La 3e Feria internationale de l’eau s’est déroulée du 15 au 18 avril. Cet événement organisé par des associations d’habitants et des ONG locales et internationales, a été l’occasion de célébrer les victoires qui ont suivi celle de Cochabamba… Et de rappeler la situation critique de l’eau, qui génère inégalités, tensions et conflits, et est l’objet de toutes les convoitises, que ce soit par des États ou des entreprises privées. Pour les Cochabambins, le constat est amer : dix ans après la guerre de l’eau, 55% de la population est toujours privée d’accès à l’eau potable. Elle ne croit plus aux promesses de solutions qui leur sont faites. Dans la zone Sud, le plan d’expansion promis par la régie municipale locale (la Semapa) n’a jamais vu le jour, mais des alternatives se mettent en place. À défaut d’être raccordés au réseau municipal, des comités d’habitants gèrent eux-mêmes l’eau. Cette gestion communautaire est « l’une des meilleures alternatives, car elle est efficace, et permet à de nombreuses familles d’avoir accès à ce service basique », selon leur représentant. Le renforcement de ce type de gestion et de coopération entre communautés et entreprises publiques est devenu une priorité. Tous les participants ont pris conscience de l’interdépendance de plus en plus évidente entre la question de l’accès à l’eau et celle du changement climatique.

Le 20 avril a débuté le sommet de Cochabamba : la Conférence des peuples sur le changement climatique et les droits de la Terre mère. Quelles sont les attentes des mouvements qui veulent faire de l’eau un bien commun ?
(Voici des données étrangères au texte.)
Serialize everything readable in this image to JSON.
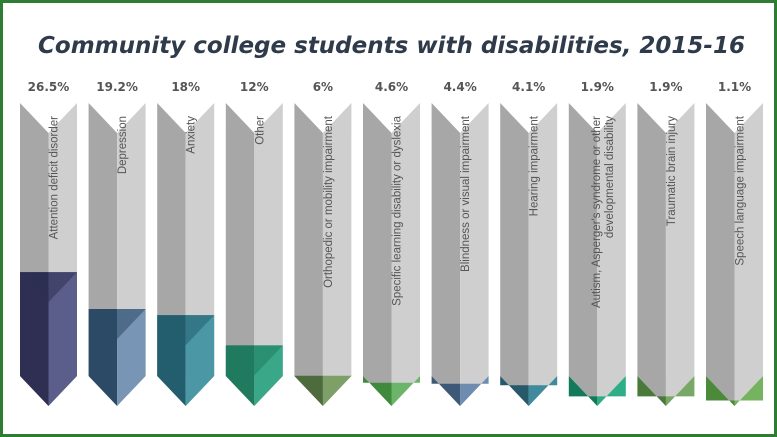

Un texte doit être adopté à la fin de la conférence. Il sera issu des travaux de la société civile, de scientifiques, d’experts et de représentants de gouvernements autour de thématiques liées au changement climatique. Ce texte pourrait être intégré aux documents de référence lors des négociations internationales pour lutter contre le réchauffement climatique, à la suite du sommet de Copenhague (la future « COP 16 »). La conférence de Cochabamba ouvre donc la possibilité à la société civile de faire entendre ses propositions. Nous souhaitons également que les gouvernements présents à Cochabamba s’engagent sur plusieurs points : ne plus participer au forum mondial de l’eau, organisé tous les quatre ans par le Conseil mondial de l’eau qui ne représente que lui-même et les intérêts des multinationales qui le contrôlent ; faire pression pour que la COP 16 soit réellement démocratique et ouverte aux organisations sociales et de la société civile ; et introduire l’eau comme sujet à part entière dans les négociations sur le climat, et pas seulement comme moyen pour la production d’énergie (hydroélectrique et agro-carburants) dans le cadre du marché des crédits carbone.